Ben onun sorusunu cevaplarken bal gibi biliyordum ki kadınların cerrah olmaları mümkün değildi. Yasal bir engel olduğundan değil, Kaya Çilingiroğlu’nun bizzat kendisi engeldi. Benim kliniğime kadın giremez, demişti. Onun lafı kanunnameydi. Çapa’da kadın cerrah olmazdı. Oysa diğer üniversitelerde tek tük de olsa kadın cerrahlar vardı. Çapa o zamanlar bir kaleydi, öyle kolay düşmedi o kale.
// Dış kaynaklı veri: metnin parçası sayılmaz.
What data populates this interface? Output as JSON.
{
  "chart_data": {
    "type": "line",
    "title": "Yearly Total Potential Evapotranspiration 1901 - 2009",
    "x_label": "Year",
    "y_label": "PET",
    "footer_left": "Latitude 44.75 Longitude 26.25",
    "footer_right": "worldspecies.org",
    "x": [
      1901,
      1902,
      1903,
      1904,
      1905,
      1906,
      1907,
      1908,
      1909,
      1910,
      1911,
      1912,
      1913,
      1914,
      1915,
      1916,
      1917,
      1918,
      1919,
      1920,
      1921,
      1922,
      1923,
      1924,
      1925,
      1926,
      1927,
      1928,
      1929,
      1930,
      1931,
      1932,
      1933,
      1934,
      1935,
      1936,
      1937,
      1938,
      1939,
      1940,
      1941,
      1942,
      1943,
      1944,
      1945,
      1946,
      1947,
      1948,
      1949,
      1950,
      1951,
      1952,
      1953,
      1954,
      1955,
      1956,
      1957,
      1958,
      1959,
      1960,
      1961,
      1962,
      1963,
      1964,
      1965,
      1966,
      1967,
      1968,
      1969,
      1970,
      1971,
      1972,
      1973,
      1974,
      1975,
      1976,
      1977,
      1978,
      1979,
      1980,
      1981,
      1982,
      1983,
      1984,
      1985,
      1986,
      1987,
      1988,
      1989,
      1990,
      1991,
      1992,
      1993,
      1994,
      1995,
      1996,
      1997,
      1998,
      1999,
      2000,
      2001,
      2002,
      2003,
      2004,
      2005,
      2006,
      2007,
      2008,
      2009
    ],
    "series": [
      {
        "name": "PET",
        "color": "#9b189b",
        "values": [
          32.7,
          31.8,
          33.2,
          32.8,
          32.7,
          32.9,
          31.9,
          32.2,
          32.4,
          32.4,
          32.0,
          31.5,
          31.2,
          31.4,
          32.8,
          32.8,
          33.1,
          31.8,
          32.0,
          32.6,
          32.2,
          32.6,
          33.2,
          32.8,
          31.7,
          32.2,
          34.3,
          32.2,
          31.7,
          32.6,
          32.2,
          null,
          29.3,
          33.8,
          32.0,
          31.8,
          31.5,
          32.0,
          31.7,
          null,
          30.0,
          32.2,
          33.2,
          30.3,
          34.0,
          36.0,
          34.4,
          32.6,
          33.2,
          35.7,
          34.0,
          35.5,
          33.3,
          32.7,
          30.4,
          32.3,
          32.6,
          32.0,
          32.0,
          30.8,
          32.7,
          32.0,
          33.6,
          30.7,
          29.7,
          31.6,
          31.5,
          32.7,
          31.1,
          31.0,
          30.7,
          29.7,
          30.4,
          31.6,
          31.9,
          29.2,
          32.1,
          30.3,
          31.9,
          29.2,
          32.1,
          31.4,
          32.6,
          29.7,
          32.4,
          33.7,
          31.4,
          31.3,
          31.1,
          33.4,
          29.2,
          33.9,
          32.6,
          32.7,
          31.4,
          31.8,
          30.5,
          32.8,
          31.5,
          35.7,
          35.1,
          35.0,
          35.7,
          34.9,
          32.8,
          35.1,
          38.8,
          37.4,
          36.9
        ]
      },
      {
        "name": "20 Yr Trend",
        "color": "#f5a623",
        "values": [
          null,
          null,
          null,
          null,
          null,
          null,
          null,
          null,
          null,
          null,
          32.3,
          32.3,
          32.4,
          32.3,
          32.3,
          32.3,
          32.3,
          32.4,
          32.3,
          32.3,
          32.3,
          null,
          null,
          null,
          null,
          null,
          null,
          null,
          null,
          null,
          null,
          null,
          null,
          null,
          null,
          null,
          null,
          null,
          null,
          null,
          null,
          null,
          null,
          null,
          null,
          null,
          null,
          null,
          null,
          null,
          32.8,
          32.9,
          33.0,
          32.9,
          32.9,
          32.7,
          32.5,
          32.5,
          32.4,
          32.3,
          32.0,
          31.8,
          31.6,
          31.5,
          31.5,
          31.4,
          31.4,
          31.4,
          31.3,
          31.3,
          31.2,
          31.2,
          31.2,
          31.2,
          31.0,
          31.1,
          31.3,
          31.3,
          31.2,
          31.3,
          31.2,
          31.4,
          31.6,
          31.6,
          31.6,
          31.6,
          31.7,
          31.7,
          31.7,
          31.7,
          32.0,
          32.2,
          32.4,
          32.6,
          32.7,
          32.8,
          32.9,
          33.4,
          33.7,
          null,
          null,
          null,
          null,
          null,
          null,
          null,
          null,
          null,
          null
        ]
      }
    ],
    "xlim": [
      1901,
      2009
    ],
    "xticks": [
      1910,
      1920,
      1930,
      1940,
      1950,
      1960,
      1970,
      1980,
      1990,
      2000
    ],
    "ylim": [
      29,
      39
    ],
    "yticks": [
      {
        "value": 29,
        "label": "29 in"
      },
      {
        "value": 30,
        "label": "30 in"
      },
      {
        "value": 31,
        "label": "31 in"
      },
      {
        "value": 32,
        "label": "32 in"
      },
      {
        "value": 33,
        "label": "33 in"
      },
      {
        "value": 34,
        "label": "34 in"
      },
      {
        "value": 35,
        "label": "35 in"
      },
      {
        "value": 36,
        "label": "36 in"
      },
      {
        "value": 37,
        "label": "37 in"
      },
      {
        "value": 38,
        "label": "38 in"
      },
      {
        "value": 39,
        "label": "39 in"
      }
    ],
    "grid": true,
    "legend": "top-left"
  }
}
Cihat Abaoğlu ise efsanevi dâhiliye hocamızdı. İstanbul Üniversitesi, ülkenin en eski, en köklü üniversitesidir. Ben o zamanlar köklü demenin aslında tutucu demek olduğunu pek kavrayamamıştım. Abaoğlu kitap sahibi bir profesördü. Bu çok önemli bir ayrıntıydı. Çünkü yasal olarak zorunlu gibi olsa da hocalarımızın çoğunun basılmış bir kitabı yoktu. Ders anlatırlarken öğrenciler not tutarlar, bunları sonra temize çekerler, teksir makinesi ile çoğaltırlardı. Bu notlar bazen küçük paralar karşılığında, bazen de bu işi üstelenen öğrenci örgütleri aracılığıyla ücretsiz olarak, yeni öğrencilere verilirdi. Çoğumuz “mistır ve misis simit ” düzeyinde İngilizce bildiğimiz için, çoğunluğu İngilizce olan kitapları orijinallerinden okuyanımız azdı. Sadece kolej mezunu olanlarımız okuyabilirdi ama onların çoğu da koca koca ciltleri okumak yerine ders notu şeklindeki bu özetleri yeğlerlerdi. Bu durumdaki bir fakültede Türkçe kitap yazmış olan hocanın forsu başkaydı. Onun forsu sadece kitaplı profesör oluşundan değildi elbette. Onun hakkında da çok efsane vardı. Bir meyhanede adına daimi olarak ayrılmış bir masa olduğunu, yanında çalışanların(yani onun tarafından sevilenlerin) ne zaman isterlerse o masada yiyip içip hesap ödemeden kalktıklarını anlatırlardı. Aydan aya hesabı hocaların hocası Cihat hoca ödermiş. Dahiliyede uzman olmak isteyen kızlara, bir ev anahtarı uzatıp, çiçekler solmuştur, uğrayıp bir sulayıver dediğini, bunu kabul edenlerin kim bilir başka neleri kabul ettiklerini, kabul etmeyenleri onun da kliniğe asistan olarak kabul etmediğini, anlatırlardı. Efsane üstüne efsane işte. Ben elbette anlatanların yalancısıyım. Cerrah olmaya niyetlenmediğim gibi, dahiliyeci olmaya da niyetlenmediğimden, böyle bir isteğin tanığı da değilim. Zaten ben uzman olmaya niyetlendiğimde, sistem değişmişti. Artık kliniğe alınacak asistanları hocalar seçmiyordu, yazılı bir merkezi sınav konmuştu. Ancak ben öğrenciyken, Abaoğlu hala tam bir otorite figürüydü. Tam bir babaydı.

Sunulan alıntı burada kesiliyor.